Je devais vite comprendre qu’au-delà de la fierté du supporter de football, le triomphe du club napolitain dépassait largement le cadre du sport. Il incarnait une forme de revanche du Mezzogiorno contre l’Italie du nord, jugée arrogante et méprisante ; incarnée par les deux clubs de Milan et la Juventus de Turin. Rien à voir avec la rivalité PSG/OM montée de toutes pièces par les médias pour vendre du papier, cette fierté du Sud reprenait la lutte ancestrale qui oppose les deux Italies depuis l’Unité… Jusqu’au fin fond des Pouilles je verrai ces drapeaux bleu ciel du Napoli, accrochés aux maisons ou aux voitures, comme symbole de la résistance à l’ »oppression » du Nord contre le Sud.

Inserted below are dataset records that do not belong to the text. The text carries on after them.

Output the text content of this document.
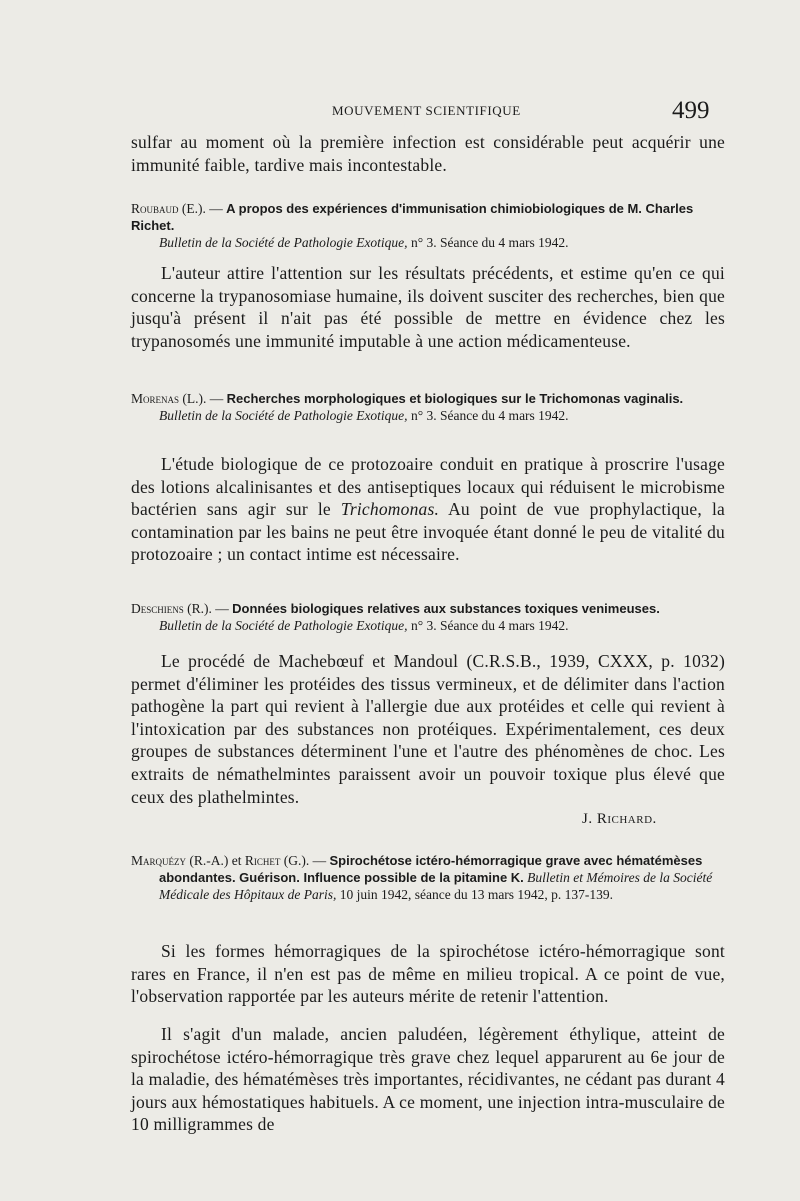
MOUVEMENT SCIENTIFIQUE	499

sulfar au moment où la première infection est considérable peut acquérir une immunité faible, tardive mais incontestable.

Roubaud (E.). — A propos des expériences d'immunisation chimiobiologiques de M. Charles Richet.
Bulletin de la Société de Pathologie Exotique, n° 3. Séance du 4 mars 1942.

L'auteur attire l'attention sur les résultats précédents, et estime qu'en ce qui concerne la trypanosomiase humaine, ils doivent susciter des recherches, bien que jusqu'à présent il n'ait pas été possible de mettre en évidence chez les trypanosomés une immunité imputable à une action médicamenteuse.

Morenas (L.). — Recherches morphologiques et biologiques sur le Trichomonas vaginalis.
Bulletin de la Société de Pathologie Exotique, n° 3. Séance du 4 mars 1942.

L'étude biologique de ce protozoaire conduit en pratique à proscrire l'usage des lotions alcalinisantes et des antiseptiques locaux qui réduisent le microbisme bactérien sans agir sur le Trichomonas. Au point de vue prophylactique, la contamination par les bains ne peut être invoquée étant donné le peu de vitalité du protozoaire ; un contact intime est nécessaire.

Deschiens (R.). — Données biologiques relatives aux substances toxiques venimeuses.
Bulletin de la Société de Pathologie Exotique, n° 3. Séance du 4 mars 1942.

Le procédé de Machebœuf et Mandoul (C.R.S.B., 1939, CXXX, p. 1032) permet d'éliminer les protéides des tissus vermineux, et de délimiter dans l'action pathogène la part qui revient à l'allergie due aux protéides et celle qui revient à l'intoxication par des substances non protéiques. Expérimentalement, ces deux groupes de substances déterminent l'une et l'autre des phénomènes de choc. Les extraits de némathelmintes paraissent avoir un pouvoir toxique plus élevé que ceux des plathelmintes.

J. Richard.

Marquézy (R.-A.) et Richet (G.). — Spirochétose ictéro-hémorragique grave avec hématémèses abondantes. Guérison. Influence possible de la pitamine K. Bulletin et Mémoires de la Société Médicale des Hôpitaux de Paris, 10 juin 1942, séance du 13 mars 1942, p. 137-139.

Si les formes hémorragiques de la spirochétose ictéro-hémorragique sont rares en France, il n'en est pas de même en milieu tropical. A ce point de vue, l'observation rapportée par les auteurs mérite de retenir l'attention.

Il s'agit d'un malade, ancien paludéen, légèrement éthylique, atteint de spirochétose ictéro-hémorragique très grave chez lequel apparurent au 6e jour de la maladie, des hématémèses très importantes, récidivantes, ne cédant pas durant 4 jours aux hémostatiques habituels. A ce moment, une injection intra-musculaire de 10 milligrammes de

La journée suivante devait être l’une des plus vides de tout le parcours. En effet la majorité des 30 kilomètres de l’étape du jour se firent sur ce plateau atteint la veille dont je n’avais pas mesuré le vide absolu.
Vide d’habitants, vide de villages, …mais une forêt d’éoliennes avec, en ce jour de grand vent, le sifflement régulier des pales. Sur ces kilomètres interminables dans ce paysage désolé, je me demandais si les éoliennes avaient été installés là parce qu’il n’y avait plus d’habitants, ou si au contraire elles avaient fait fuir les derniers braves qui habitaient cette lande de terres grises, désormais en jachère pour un moment. En tout état de cause, voire ces maisons intégralement à l’abandon avait quelque chose de réellement poignant, comme un symbole d’un monde perdu.
Puis au bout d’une descente ou seuls quelques rares poids lourds ont croisé ma solitude, un village austère se présenta : Bisaccia, dominé par son château du XIIIème siècle, quasiment sans ouverture sur l’extérieur.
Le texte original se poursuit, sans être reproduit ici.